Vehicles aren't allowed so taking our homes with us is not an option. Anxiously we leave them at the Old Belize Marina in Belize City. The owner is great and the place secure, but it is still terrifying to leave everything we own in someone else's hands.

Along with our fellow overlanding friends Karin, Sunny and Benjy, we splurge by renting a place. Our muchly anticipated pool is green on our arrival, but it hardly phases us because picture-perfect public swimming docks are a 5 minute walk away, and the algae infested pool wins us a few extra discounted nights from our Airbnb hosts.

Lucky for us it's lobster season, which means that it's everywhere and cheap (around $3 per lobster) if you can find a generous fisherman at the end of his day who's willing to spare a few from his catch that's mostly promised to restaurateurs and if not there's always Chef Kareem who cooks it to perfection right on the street.
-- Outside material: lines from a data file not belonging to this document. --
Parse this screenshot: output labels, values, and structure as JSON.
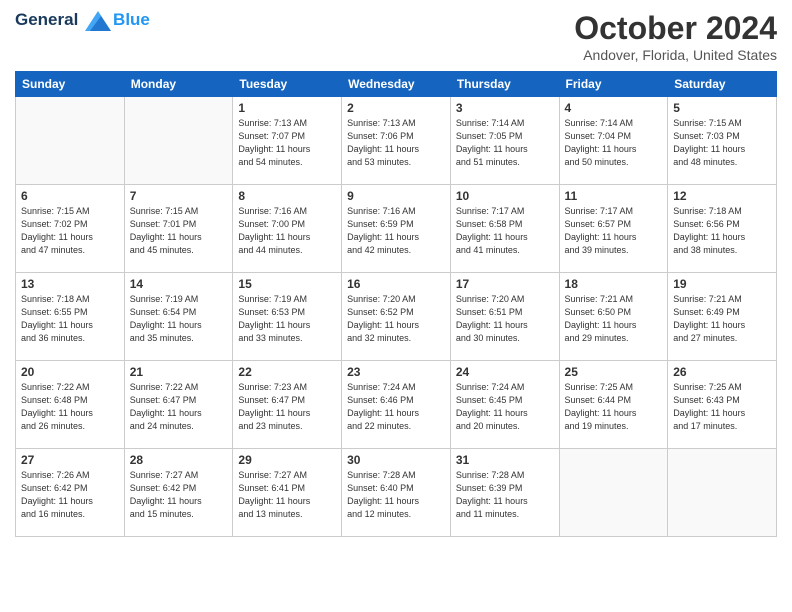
{
  "header": {
    "logo_line1": "General",
    "logo_line2": "Blue",
    "month_title": "October 2024",
    "location": "Andover, Florida, United States"
  },
  "weekdays": [
    "Sunday",
    "Monday",
    "Tuesday",
    "Wednesday",
    "Thursday",
    "Friday",
    "Saturday"
  ],
  "weeks": [
    [
      {
        "day": "",
        "sunrise": "",
        "sunset": "",
        "daylight": ""
      },
      {
        "day": "",
        "sunrise": "",
        "sunset": "",
        "daylight": ""
      },
      {
        "day": "1",
        "sunrise": "Sunrise: 7:13 AM",
        "sunset": "Sunset: 7:07 PM",
        "daylight": "Daylight: 11 hours and 54 minutes."
      },
      {
        "day": "2",
        "sunrise": "Sunrise: 7:13 AM",
        "sunset": "Sunset: 7:06 PM",
        "daylight": "Daylight: 11 hours and 53 minutes."
      },
      {
        "day": "3",
        "sunrise": "Sunrise: 7:14 AM",
        "sunset": "Sunset: 7:05 PM",
        "daylight": "Daylight: 11 hours and 51 minutes."
      },
      {
        "day": "4",
        "sunrise": "Sunrise: 7:14 AM",
        "sunset": "Sunset: 7:04 PM",
        "daylight": "Daylight: 11 hours and 50 minutes."
      },
      {
        "day": "5",
        "sunrise": "Sunrise: 7:15 AM",
        "sunset": "Sunset: 7:03 PM",
        "daylight": "Daylight: 11 hours and 48 minutes."
      }
    ],
    [
      {
        "day": "6",
        "sunrise": "Sunrise: 7:15 AM",
        "sunset": "Sunset: 7:02 PM",
        "daylight": "Daylight: 11 hours and 47 minutes."
      },
      {
        "day": "7",
        "sunrise": "Sunrise: 7:15 AM",
        "sunset": "Sunset: 7:01 PM",
        "daylight": "Daylight: 11 hours and 45 minutes."
      },
      {
        "day": "8",
        "sunrise": "Sunrise: 7:16 AM",
        "sunset": "Sunset: 7:00 PM",
        "daylight": "Daylight: 11 hours and 44 minutes."
      },
      {
        "day": "9",
        "sunrise": "Sunrise: 7:16 AM",
        "sunset": "Sunset: 6:59 PM",
        "daylight": "Daylight: 11 hours and 42 minutes."
      },
      {
        "day": "10",
        "sunrise": "Sunrise: 7:17 AM",
        "sunset": "Sunset: 6:58 PM",
        "daylight": "Daylight: 11 hours and 41 minutes."
      },
      {
        "day": "11",
        "sunrise": "Sunrise: 7:17 AM",
        "sunset": "Sunset: 6:57 PM",
        "daylight": "Daylight: 11 hours and 39 minutes."
      },
      {
        "day": "12",
        "sunrise": "Sunrise: 7:18 AM",
        "sunset": "Sunset: 6:56 PM",
        "daylight": "Daylight: 11 hours and 38 minutes."
      }
    ],
    [
      {
        "day": "13",
        "sunrise": "Sunrise: 7:18 AM",
        "sunset": "Sunset: 6:55 PM",
        "daylight": "Daylight: 11 hours and 36 minutes."
      },
      {
        "day": "14",
        "sunrise": "Sunrise: 7:19 AM",
        "sunset": "Sunset: 6:54 PM",
        "daylight": "Daylight: 11 hours and 35 minutes."
      },
      {
        "day": "15",
        "sunrise": "Sunrise: 7:19 AM",
        "sunset": "Sunset: 6:53 PM",
        "daylight": "Daylight: 11 hours and 33 minutes."
      },
      {
        "day": "16",
        "sunrise": "Sunrise: 7:20 AM",
        "sunset": "Sunset: 6:52 PM",
        "daylight": "Daylight: 11 hours and 32 minutes."
      },
      {
        "day": "17",
        "sunrise": "Sunrise: 7:20 AM",
        "sunset": "Sunset: 6:51 PM",
        "daylight": "Daylight: 11 hours and 30 minutes."
      },
      {
        "day": "18",
        "sunrise": "Sunrise: 7:21 AM",
        "sunset": "Sunset: 6:50 PM",
        "daylight": "Daylight: 11 hours and 29 minutes."
      },
      {
        "day": "19",
        "sunrise": "Sunrise: 7:21 AM",
        "sunset": "Sunset: 6:49 PM",
        "daylight": "Daylight: 11 hours and 27 minutes."
      }
    ],
    [
      {
        "day": "20",
        "sunrise": "Sunrise: 7:22 AM",
        "sunset": "Sunset: 6:48 PM",
        "daylight": "Daylight: 11 hours and 26 minutes."
      },
      {
        "day": "21",
        "sunrise": "Sunrise: 7:22 AM",
        "sunset": "Sunset: 6:47 PM",
        "daylight": "Daylight: 11 hours and 24 minutes."
      },
      {
        "day": "22",
        "sunrise": "Sunrise: 7:23 AM",
        "sunset": "Sunset: 6:47 PM",
        "daylight": "Daylight: 11 hours and 23 minutes."
      },
      {
        "day": "23",
        "sunrise": "Sunrise: 7:24 AM",
        "sunset": "Sunset: 6:46 PM",
        "daylight": "Daylight: 11 hours and 22 minutes."
      },
      {
        "day": "24",
        "sunrise": "Sunrise: 7:24 AM",
        "sunset": "Sunset: 6:45 PM",
        "daylight": "Daylight: 11 hours and 20 minutes."
      },
      {
        "day": "25",
        "sunrise": "Sunrise: 7:25 AM",
        "sunset": "Sunset: 6:44 PM",
        "daylight": "Daylight: 11 hours and 19 minutes."
      },
      {
        "day": "26",
        "sunrise": "Sunrise: 7:25 AM",
        "sunset": "Sunset: 6:43 PM",
        "daylight": "Daylight: 11 hours and 17 minutes."
      }
    ],
    [
      {
        "day": "27",
        "sunrise": "Sunrise: 7:26 AM",
        "sunset": "Sunset: 6:42 PM",
        "daylight": "Daylight: 11 hours and 16 minutes."
      },
      {
        "day": "28",
        "sunrise": "Sunrise: 7:27 AM",
        "sunset": "Sunset: 6:42 PM",
        "daylight": "Daylight: 11 hours and 15 minutes."
      },
      {
        "day": "29",
        "sunrise": "Sunrise: 7:27 AM",
        "sunset": "Sunset: 6:41 PM",
        "daylight": "Daylight: 11 hours and 13 minutes."
      },
      {
        "day": "30",
        "sunrise": "Sunrise: 7:28 AM",
        "sunset": "Sunset: 6:40 PM",
        "daylight": "Daylight: 11 hours and 12 minutes."
      },
      {
        "day": "31",
        "sunrise": "Sunrise: 7:28 AM",
        "sunset": "Sunset: 6:39 PM",
        "daylight": "Daylight: 11 hours and 11 minutes."
      },
      {
        "day": "",
        "sunrise": "",
        "sunset": "",
        "daylight": ""
      },
      {
        "day": "",
        "sunrise": "",
        "sunset": "",
        "daylight": ""
      }
    ]
  ]
}
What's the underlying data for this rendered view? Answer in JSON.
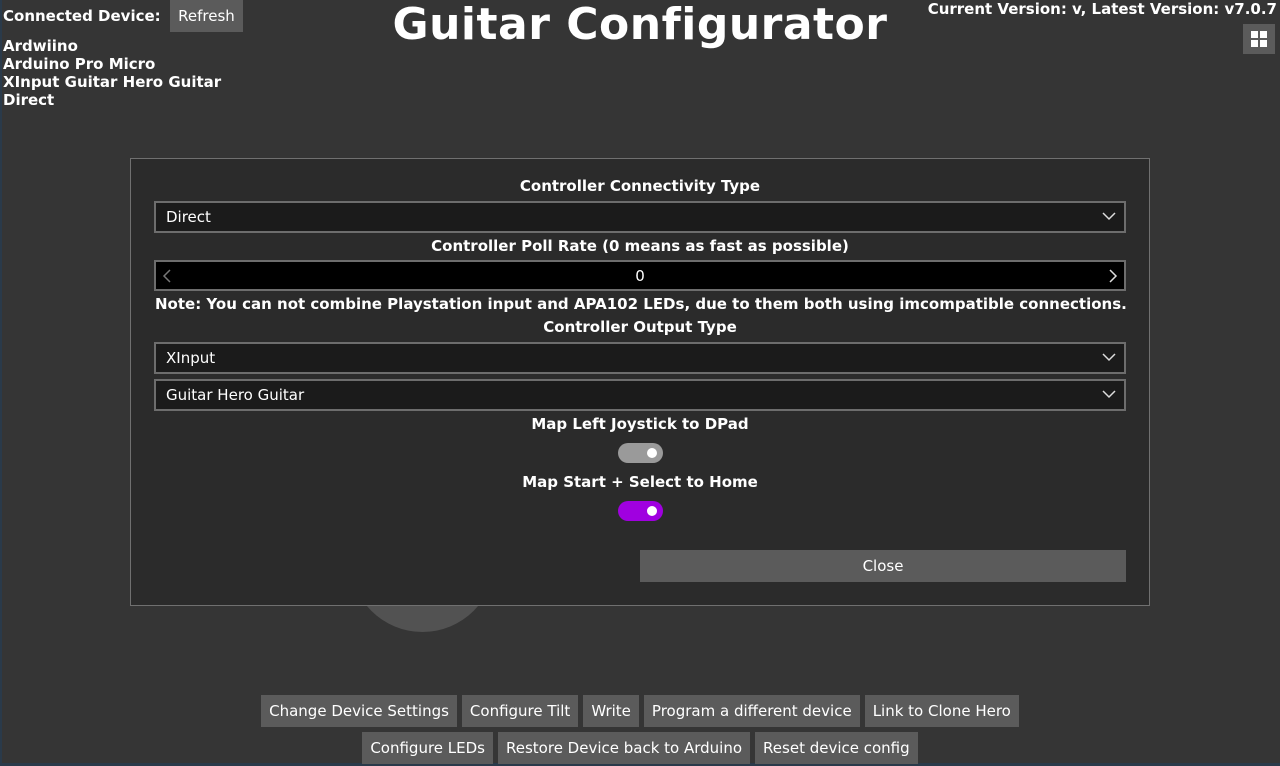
{
  "header": {
    "connected_label": "Connected Device:",
    "refresh_label": "Refresh",
    "device_lines": [
      "Ardwiino",
      "Arduino Pro Micro",
      "XInput Guitar Hero Guitar",
      "Direct"
    ],
    "title": "Guitar Configurator",
    "version_text": "Current Version: v, Latest Version: v7.0.7",
    "grid_icon": "grid-icon"
  },
  "dialog": {
    "connectivity_heading": "Controller Connectivity Type",
    "connectivity_value": "Direct",
    "poll_heading": "Controller Poll Rate (0 means as fast as possible)",
    "poll_value": "0",
    "note": "Note: You can not combine Playstation input and APA102 LEDs, due to them both using imcompatible connections.",
    "output_heading": "Controller Output Type",
    "output_value": "XInput",
    "subtype_value": "Guitar Hero Guitar",
    "map_joystick_heading": "Map Left Joystick to DPad",
    "map_joystick_on": false,
    "map_home_heading": "Map Start + Select to Home",
    "map_home_on": true,
    "close_label": "Close"
  },
  "buttons": {
    "row1": [
      "Change Device Settings",
      "Configure Tilt",
      "Write",
      "Program a different device",
      "Link to Clone Hero"
    ],
    "row2": [
      "Configure LEDs",
      "Restore Device back to Arduino",
      "Reset device config"
    ]
  },
  "colors": {
    "background": "#353535",
    "dialog": "#2b2b2b",
    "button": "#5b5b5b",
    "toggle_on": "#a000e0",
    "toggle_off": "#9a9a9a"
  }
}
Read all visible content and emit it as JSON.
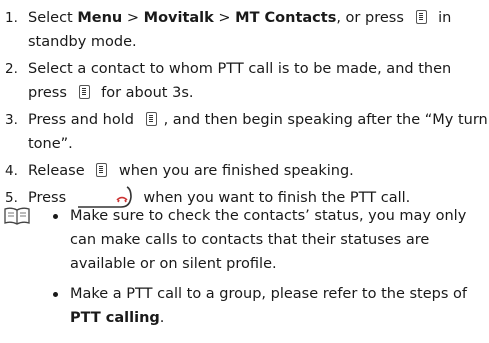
{
  "steps": [
    {
      "num": "1.",
      "a": "Select ",
      "menu": "Menu",
      "sep1": " > ",
      "movitalk": "Movitalk",
      "sep2": " > ",
      "contacts": "MT Contacts",
      "b": ", or press ",
      "c": " in standby mode."
    },
    {
      "num": "2.",
      "a": "Select a contact to whom PTT call is to be made, and then press ",
      "b": " for about 3s."
    },
    {
      "num": "3.",
      "a": "Press and hold ",
      "b": ", and then begin speaking after the “My turn tone”."
    },
    {
      "num": "4.",
      "a": "Release ",
      "b": " when you are finished speaking."
    },
    {
      "num": "5.",
      "a": "Press ",
      "b": " when you want to finish the PTT call."
    }
  ],
  "notes": [
    {
      "text": "Make sure to check the contacts’ status, you may only can make calls to contacts that their statuses are available or on silent profile."
    },
    {
      "a": "Make a PTT call to a group, please refer to the steps of ",
      "bold": "PTT calling",
      "b": "."
    }
  ],
  "icons": {
    "ptt_key": "ptt-key-icon",
    "end_key": "end-call-key-icon",
    "note": "book-note-icon"
  }
}
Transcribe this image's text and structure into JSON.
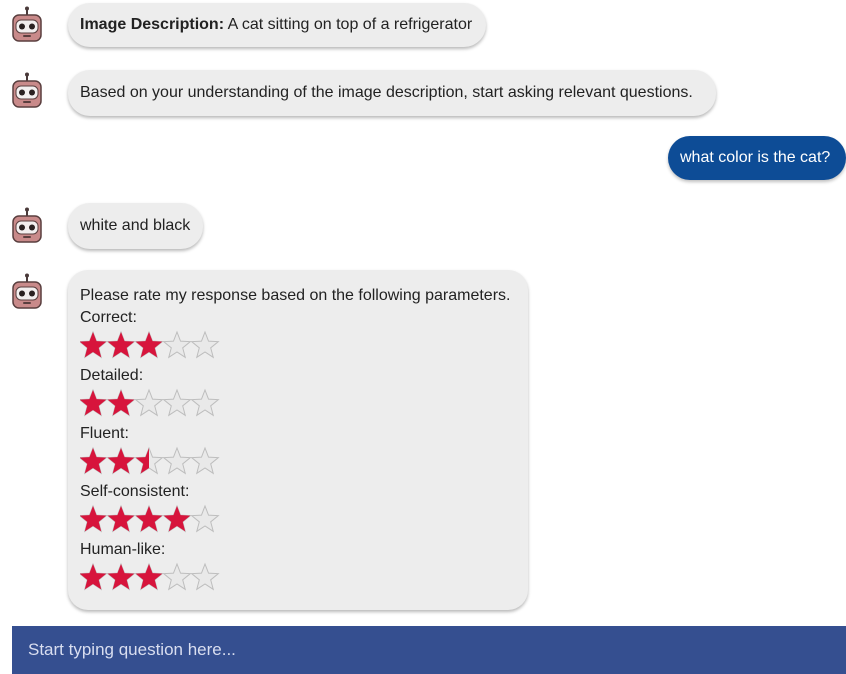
{
  "messages": {
    "m1": {
      "strong": "Image Description:",
      "text": " A cat sitting on top of a refrigerator"
    },
    "m2": {
      "text": "Based on your understanding of the image description, start asking relevant questions."
    },
    "user1": {
      "text": "what color is the cat?"
    },
    "m3": {
      "text": "white and black"
    },
    "rating": {
      "prompt": "Please rate my response based on the following parameters.",
      "params": [
        {
          "label": "Correct:",
          "stars": 3,
          "max": 5
        },
        {
          "label": "Detailed:",
          "stars": 2,
          "max": 5
        },
        {
          "label": "Fluent:",
          "stars": 2.5,
          "max": 5
        },
        {
          "label": "Self-consistent:",
          "stars": 4,
          "max": 5
        },
        {
          "label": "Human-like:",
          "stars": 3,
          "max": 5
        }
      ]
    }
  },
  "input": {
    "placeholder": "Start typing question here..."
  },
  "colors": {
    "star_filled": "#d7143c",
    "star_empty_fill": "#e9e9e9",
    "star_empty_stroke": "#bdbdbd",
    "bot_bubble": "#ededed",
    "user_bubble": "#0d4c96",
    "input_bar": "#354f90"
  },
  "icons": {
    "bot_avatar": "robot-icon",
    "star": "star-icon"
  }
}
Most of our time is spent in and under the water or wandering the streets appreciating the chill vibe, while the rest is spent indoors soaking up a luxury that's been long gone from our lives; air-conditioning.

As with most places we visit, four planned nights easily turn into ten, but this time our guilt is abated by our friends ,who stick around as long as we do,and the fact that everyone who visits here must, like us, find it very hard to leave.